On vous a vendu la voiture électrique comme l’échappatoire parfaite à la taxe sur l’essence et son prix prohibitif. Sans oublier le fait de devoir sauver la planète, le réchauffement blabla… Pourtant, cette promesse pourrait bientôt voler en éclats. La VE sera plus cher à l’utilisation que son ancêtre à essence, ce n’est qu’une question de temps et d’explosion de taxes.
Selon les projections du Trésor, l’électrification du parc automobile va priver l’État de recettes. La facture atteindrait 13 milliards d’euros chaque année d’ici 2035, rien que pour les carburants. Cette manne, c’est la TICPE. Elle rapporte aujourd’hui entre 30 et 39 milliards d’euros par an, soit près de 10% des recettes fiscales nettes. Sans carburant à taxer, elle s’évapore mécaniquement. Bien entendu, quand les incompétents qui nous gouvernent ont pensé au changement du parc auto, ils n’ont pas pensé à cette baisse de recettes !
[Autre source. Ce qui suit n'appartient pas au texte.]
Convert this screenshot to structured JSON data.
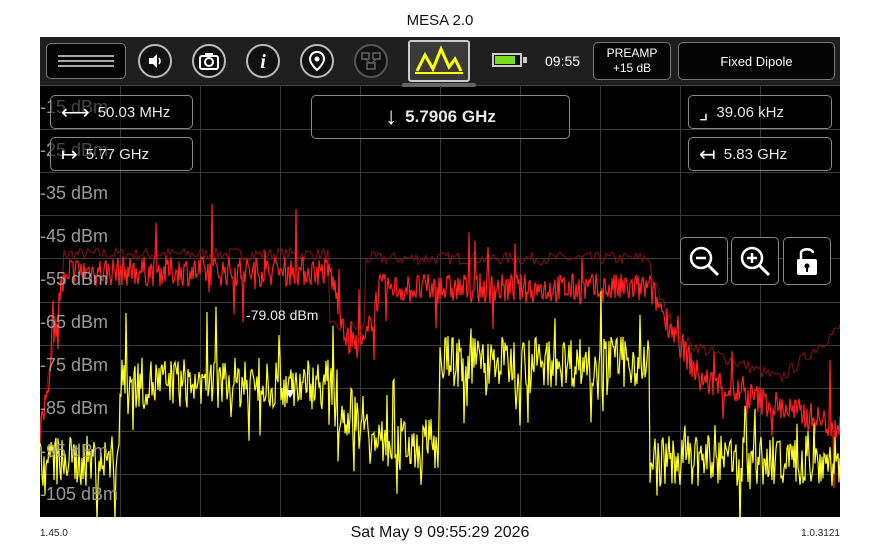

Les enjeux fiscaux autour de la voiture électrique sont de plus en plus préoccupants
Bercy doit donc trouver un substitut. Le Royaume-Uni, lui, a déjà tranché. Dès avril 2028, chaque automobiliste électrique paiera une redevance kilométrique, l’eVED. Comptez environ 264 euros par an pour 12 000 kilomètres. La France, en revanche, n’a rien décidé officiellement. L’idée circule dans les couloirs de Bercy, portée par l’urgence budgétaire, mais aucun texte n’existe à ce jour. Donc ce n’est qu’une question de mois.
Voilà pourtant la contradiction qui dérange. On pousse à l’achat en vantant l’absence de taxe à la pompe. Puis, une fois le marché converti, une nouvelle facture pourrait réapparaître ailleurs. Le mécanisme n’a rien d’illégal : les thermiques paient déjà une taxe au kilomètre, cachée dans le prix du litre.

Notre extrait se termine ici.